From their experience of colonialism, Hong Kong's native denizens have internalised a self-deprecating mentality and become purblind to the iniquity of the established practice where they have to work more for less reward than expatriates do. Hong Kong students have a heavy workload and difficult exams knowing there is a separate school system with a light workload and easy exams proffering 'better' credentials to native English speakers to facilitate their entry first to famous universities and later to high-paid jobs. Why don't locals go to the more student-friendly schools? Because the other schools are for expatriates.
Expatriates have emerged as the new colonialists who lord over the city with an intangible authority that is more pervasive than the political control once wielded by the British. Students are bombarded by reminders that their English standard is no good and the cant that English is the key to success. The unspoken message is that their mother tongue is inferior.

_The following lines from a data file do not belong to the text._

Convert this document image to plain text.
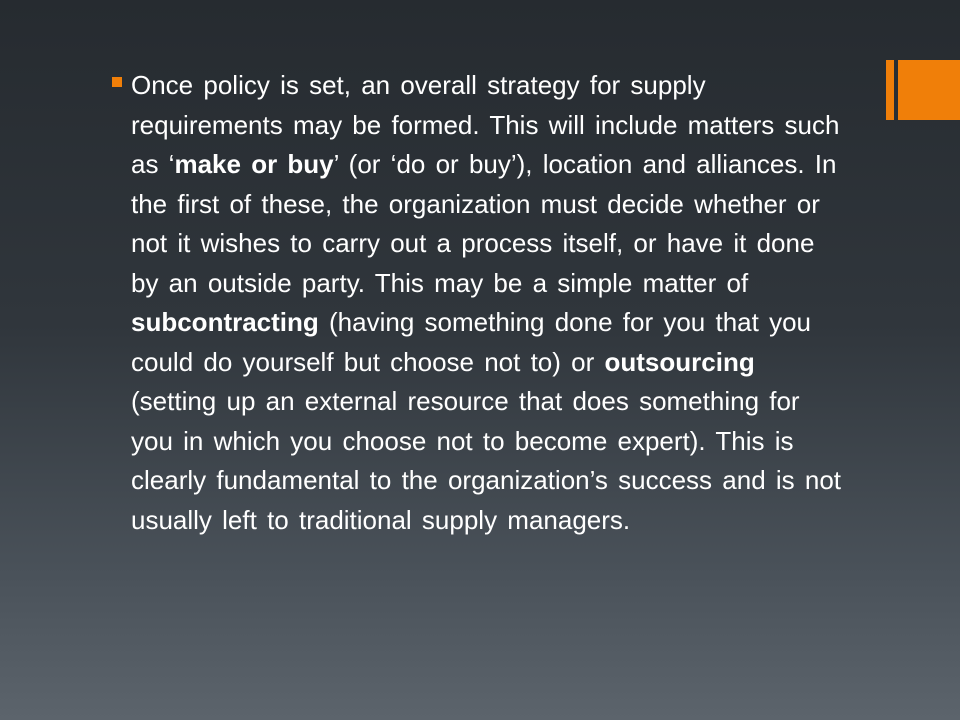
Once policy is set, an overall strategy for supply requirements may be formed. This will include matters such as ‘make or buy’ (or ‘do or buy’), location and alliances. In the first of these, the organization must decide whether or not it wishes to carry out a process itself, or have it done by an outside party. This may be a simple matter of subcontracting (having something done for you that you could do yourself but choose not to) or outsourcing (setting up an external resource that does something for you in which you choose not to become expert). This is clearly fundamental to the organization’s success and is not usually left to traditional supply managers.
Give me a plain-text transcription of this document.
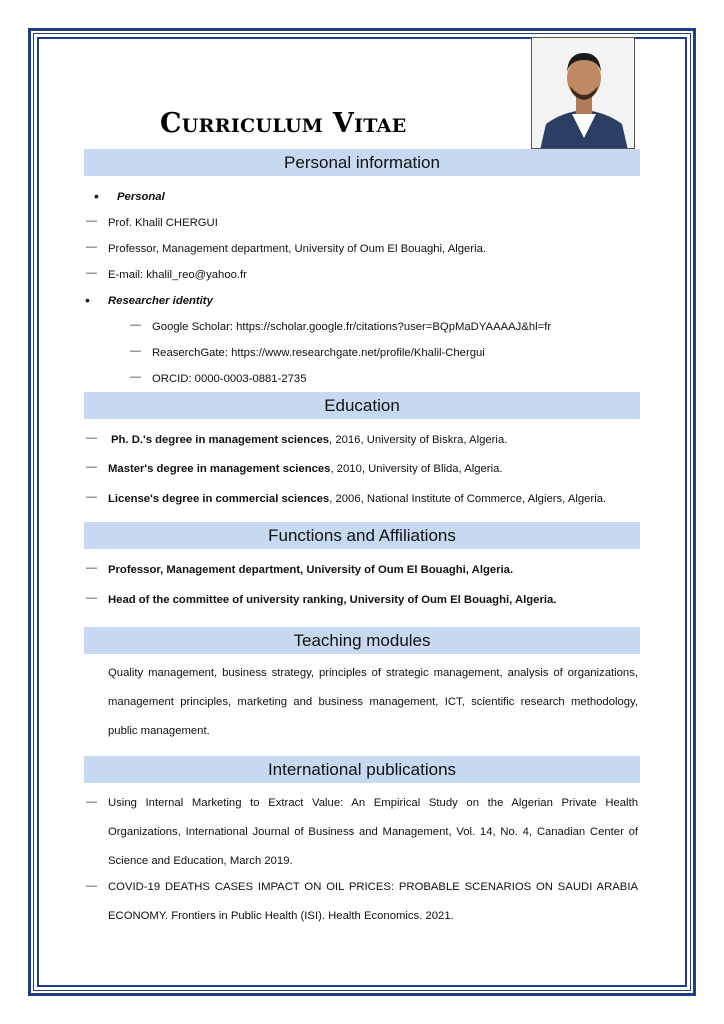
Curriculum Vitae
Personal information
• Personal
— Prof. Khalil CHERGUI
— Professor, Management department, University of Oum El Bouaghi, Algeria.
— E-mail: khalil_reo@yahoo.fr
• Researcher identity
— Google Scholar: https://scholar.google.fr/citations?user=BQpMaDYAAAAJ&hl=fr
— ReaserchGate: https://www.researchgate.net/profile/Khalil-Chergui
— ORCID: 0000-0003-0881-2735
Education
— Ph. D.'s degree in management sciences, 2016, University of Biskra, Algeria.
— Master's degree in management sciences, 2010, University of Blida, Algeria.
— License's degree in commercial sciences, 2006, National Institute of Commerce, Algiers, Algeria.
Functions and Affiliations
— Professor, Management department, University of Oum El Bouaghi, Algeria.
— Head of the committee of university ranking, University of Oum El Bouaghi, Algeria.
Teaching modules
Quality management, business strategy, principles of strategic management, analysis of organizations,
management principles, marketing and business management, ICT, scientific research methodology,
public management.
International publications
— Using Internal Marketing to Extract Value: An Empirical Study on the Algerian Private Health
Organizations, International Journal of Business and Management, Vol. 14, No. 4, Canadian Center of
Science and Education, March 2019.
— COVID-19 DEATHS CASES IMPACT ON OIL PRICES: PROBABLE SCENARIOS ON SAUDI ARABIA
ECONOMY. Frontiers in Public Health (ISI). Health Economics. 2021.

From my experience as an 'expatriate' in Geneva and visits to great international cities all over the world, I never felt any of them need a 'good' English standard. In Hong Kong, success as an ideal has been reduced to the superficial objectives of getting rich and living an easy life. These objectives will not be achieved until one is true to oneself and not pretending to be someone else. Locals earn less than expatriates for equal work because to get a job done is not enough; what is expected is to get a job done in an expatriate manner.
That is why a local English-medium school system is not enough for learning English, and there is a separate schools system for expatriate children to retain their expatriate nuances. In the circumstances, I can't see how anyone could have faith in Hong Kong's future as a respectable international city.